When talking to people about the fact that we are on a vegetarian diet, they often ask two questions. The first is, “What do you eat?” What they are really asking is, “Isn’t eating vegetarian bland and boring?”  I recently wrote an article answering that question. Now let’s tackle the second question people ask. “How do vegetarians get protein?”

Protein Only Comes From Meat, Right?

Because the meat industries have done such a great job of marketing, people routinely think that protein only comes from red meat, poultry, fish or dairy. The fact is that there are many plant-based sources of protein. And, from a cooking standpoint, it’s great because you can incorporate some of these into just about any meal.

What About the Aminos?

Some people will criticize plant-based proteins saying that they don’t contain all the essential amino acids. There are plant-based proteins that actually do contain all the essential amino acids. And, there are plant-based products, such as Bragg Liquid Aminos, that will ensure that all essential amino acids are part of most, if not, every meal.

My husband, Dale addressed the topic of essential amino acids in an article, Overcome the Downside to a Plant-Based Diet. For those of you that want to dive deeper, this is a really good article to read.

Vegetarian or Vegan?

Please note that we are vegetarians, not vegans. The distinction is that we do not eat meat, but we do consume dairy products like eggs and cream for our coffee. There, of course, is protein in dairy products. But our main sources of protein come from vegetables and fruit. You’ll see these plant-based protein sources in a list below.

But I Don't Want to Lose Weight

When incorporating plant-based protein sources into your daily regime, we recommend watching the calorie intake along with the fat content. Even good fats. Yes, you can over-indulge and gain weight on a vegetarian diet. And we always recommend organic (as best you can) as well as 'sprouted' for easier digestion (nuts, grains, breads). A simple App we use to keep track of calories, carbs, and protein intake is MyFitnessPal in the Google Play Store or the App Store.

How do Vegetarians Get Protein? How About a Smoothie?

A lot of our daily protein goes into our morning shake or smoothie. And no, we don’t use a protein powder. We have a power-packed shake to start our day. Our personal recipe is located at Morning Smoothie Recipe.

We also easily add protein to our salads (hemp hearts/seeds). And there are great options to incorporate protein into dinner. Yes, I'm getting to the list... keep on reading.

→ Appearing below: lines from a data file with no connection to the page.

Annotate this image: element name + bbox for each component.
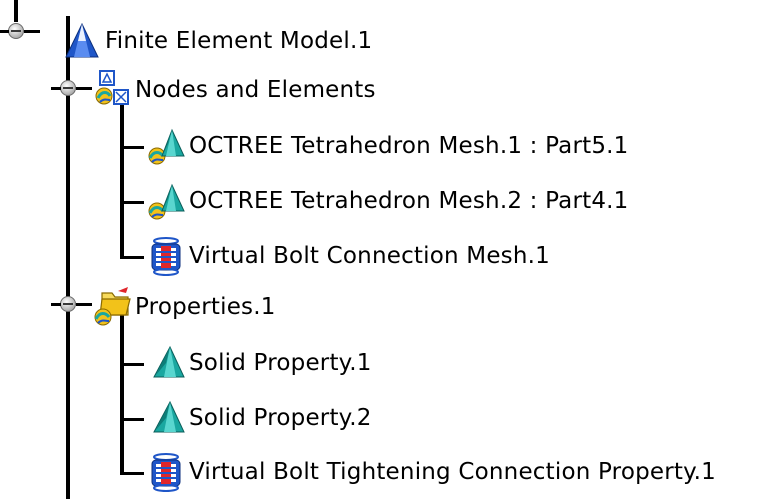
group1-branch-2 xyxy=(120,201,144,204)
virtual-bolt-icon xyxy=(146,452,186,492)
virtual-bolt-property-label: Virtual Bolt Tightening Connection Prope… xyxy=(189,459,717,485)
octree-mesh-1-label: OCTREE Tetrahedron Mesh.1 : Part5.1 xyxy=(189,133,629,159)
solid-property-icon xyxy=(146,398,186,438)
group2-connector xyxy=(120,315,124,474)
virtual-bolt-mesh-label: Virtual Bolt Connection Mesh.1 xyxy=(189,243,550,269)
nodes-elements-label: Nodes and Elements xyxy=(135,77,376,103)
solid-property-1-label: Solid Property.1 xyxy=(189,350,372,376)
solid-property-icon xyxy=(146,343,186,383)
tree-node-solid-property-1[interactable]: Solid Property.1 xyxy=(146,343,372,383)
octree-mesh-icon xyxy=(146,126,186,166)
group2-branch-2 xyxy=(120,418,144,421)
nodes-elements-toggle-tail xyxy=(76,87,92,90)
properties-folder-icon xyxy=(92,287,132,327)
tree-node-nodes-elements[interactable]: Nodes and Elements xyxy=(92,70,376,110)
fem-model-icon xyxy=(62,21,102,61)
octree-mesh-icon xyxy=(146,181,186,221)
group2-branch-1 xyxy=(120,363,144,366)
properties-collapse-toggle[interactable] xyxy=(51,296,76,312)
tree-node-root[interactable]: Finite Element Model.1 xyxy=(62,21,372,61)
group2-branch-3 xyxy=(120,472,144,475)
tree-node-virtual-bolt-property[interactable]: Virtual Bolt Tightening Connection Prope… xyxy=(146,452,716,492)
nodes-elements-icon xyxy=(92,70,132,110)
nodes-elements-collapse-toggle[interactable] xyxy=(51,80,76,96)
root-label: Finite Element Model.1 xyxy=(105,28,373,54)
properties-toggle-tail xyxy=(76,303,92,306)
group1-branch-1 xyxy=(120,146,144,149)
root-toggle-tail xyxy=(24,30,40,33)
tree-node-octree-mesh-1[interactable]: OCTREE Tetrahedron Mesh.1 : Part5.1 xyxy=(146,126,629,166)
tree-node-properties[interactable]: Properties.1 xyxy=(92,287,276,327)
virtual-bolt-icon xyxy=(146,236,186,276)
group1-branch-3 xyxy=(120,256,144,259)
root-collapse-toggle[interactable] xyxy=(0,23,24,39)
tree-node-solid-property-2[interactable]: Solid Property.2 xyxy=(146,398,372,438)
tree-node-virtual-bolt-mesh[interactable]: Virtual Bolt Connection Mesh.1 xyxy=(146,236,550,276)
properties-label: Properties.1 xyxy=(135,294,276,320)
octree-mesh-2-label: OCTREE Tetrahedron Mesh.2 : Part4.1 xyxy=(189,188,629,214)
specification-tree: Finite Element Model.1 Nodes and Element… xyxy=(0,0,778,499)
solid-property-2-label: Solid Property.2 xyxy=(189,405,372,431)
tree-node-octree-mesh-2[interactable]: OCTREE Tetrahedron Mesh.2 : Part4.1 xyxy=(146,181,629,221)
tree-root-stub xyxy=(14,0,18,22)
group1-connector xyxy=(120,98,124,258)
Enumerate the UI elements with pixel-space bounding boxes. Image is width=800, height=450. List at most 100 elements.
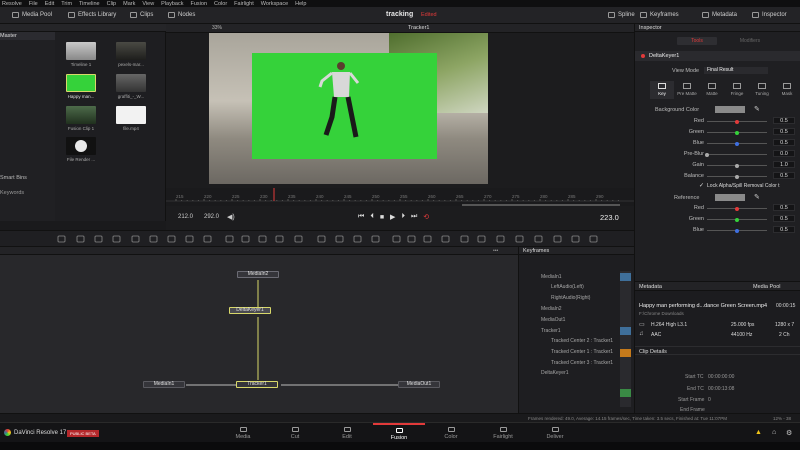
bin-master[interactable]: Master <box>0 32 55 40</box>
menu-file[interactable]: File <box>29 1 38 7</box>
key-param-value-field[interactable]: 0.5 <box>773 128 795 135</box>
tab-tools[interactable]: Tools <box>677 37 717 45</box>
key-param-slider[interactable] <box>707 163 767 168</box>
node-tracker1[interactable]: Tracker1 <box>236 381 278 388</box>
clip-thumbnail[interactable] <box>116 42 146 60</box>
node-enabled-icon[interactable] <box>641 54 645 58</box>
metadata-source[interactable]: Media Pool <box>753 284 781 290</box>
media-pool-button[interactable]: Media Pool <box>12 12 52 18</box>
reference-color-swatch[interactable] <box>715 194 745 201</box>
reference-eyedropper-icon[interactable]: ✎ <box>754 193 760 201</box>
key-param-slider[interactable] <box>707 119 767 124</box>
menu-clip[interactable]: Clip <box>107 1 116 7</box>
keyframe-track-label[interactable]: MediaIn1 <box>541 274 562 280</box>
view-mode-select[interactable]: Final Result <box>704 67 768 74</box>
clip-thumbnail[interactable] <box>116 74 146 92</box>
menu-mark[interactable]: Mark <box>123 1 135 7</box>
reference-param-slider[interactable] <box>707 206 767 211</box>
key-param-slider-handle[interactable] <box>705 152 709 157</box>
render-end[interactable]: 292.0 <box>204 214 219 220</box>
render-start[interactable]: 212.0 <box>178 214 193 220</box>
page-tab-cut[interactable]: Cut <box>269 423 321 443</box>
key-param-slider-handle[interactable] <box>735 163 739 168</box>
key-param-value-field[interactable]: 0.5 <box>773 117 795 124</box>
reference-param-slider[interactable] <box>707 228 767 233</box>
menu-resolve[interactable]: Resolve <box>2 1 22 7</box>
menu-trim[interactable]: Trim <box>61 1 72 7</box>
key-param-value-field[interactable]: 0.5 <box>773 139 795 146</box>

If You Just Can’t Enjoy Life Without Meat

If you can't 'live without' meat or feel like you need to give yourself 'a treat', go with fish as your 1st choice. Always wild-caught, & salmon is the best choice. 2nd would be grass-fed or wild game beef. And the 3rd choice would be organic, free-range chicken. Before we went full vegetarian, we limited eating meat to once, max twice a week. A great source online for the best meat is Farm Foods Market. Check them out especially if finding high-quality meat is difficult in your area.

Our Health Coach

We've had an incredible health coach along our journey that has provided us a wealth of knowledge along with our MANY years of trial & error experiences and research. If you'd like to see who our coach is, click the banner below.

Should I or Shouldn't I?

If you are teetering back and forth on a decision to stay with eating meat or give it up altogether, check out our article, Plant-Based Diet Pros and Cons. This will help you make the decision. But be prepared that if you do continue to eat meat, you’ll have this knowledge about the effects of eating meat in your head every time you take a bite of that steak!


*How do vegetarians get protein? In no particular order, I’ve noted how I use some of these plant-based protein sources.

  • Chia Seeds (soaked) (make chia pudding or in a shake)
  • Hemp Hearts (in shake or salad)
  • Ground Flax Seed (in a shake)
  • Bee Pollen (in a shake)
  • Sunflower or Pumpkin Seeds (in salad or snack)
  • Brazil, Hazel or Walnuts (nut allergy restricts us to these)
  • Rolled Oats (in shake or solo)
  • Quinoa
  • Brown or Wild Rice
  • Lentils (love in homemade soup)
  • Lentil Pasta
  • Beans (in a salad, homemade soup, solo for dinner)
  • Peas
  • Broccoli
  • Potato (red)
  • Asparagus
  • Avocado (in a shake, salad, snack)
  • Spinach (cooked or in a salad)
  • Soybeans (in a salad, solo, snack)
  • Bone Broth (organic only, grass-fed beef)
  • Eggs (organic, free-range only)
  • Feta Cheese (in a salad)
  • Bananas
  • Nectarines
  • Nut Butters
  • Ezekiel Bread

And there ya have it. Hope this was helpful!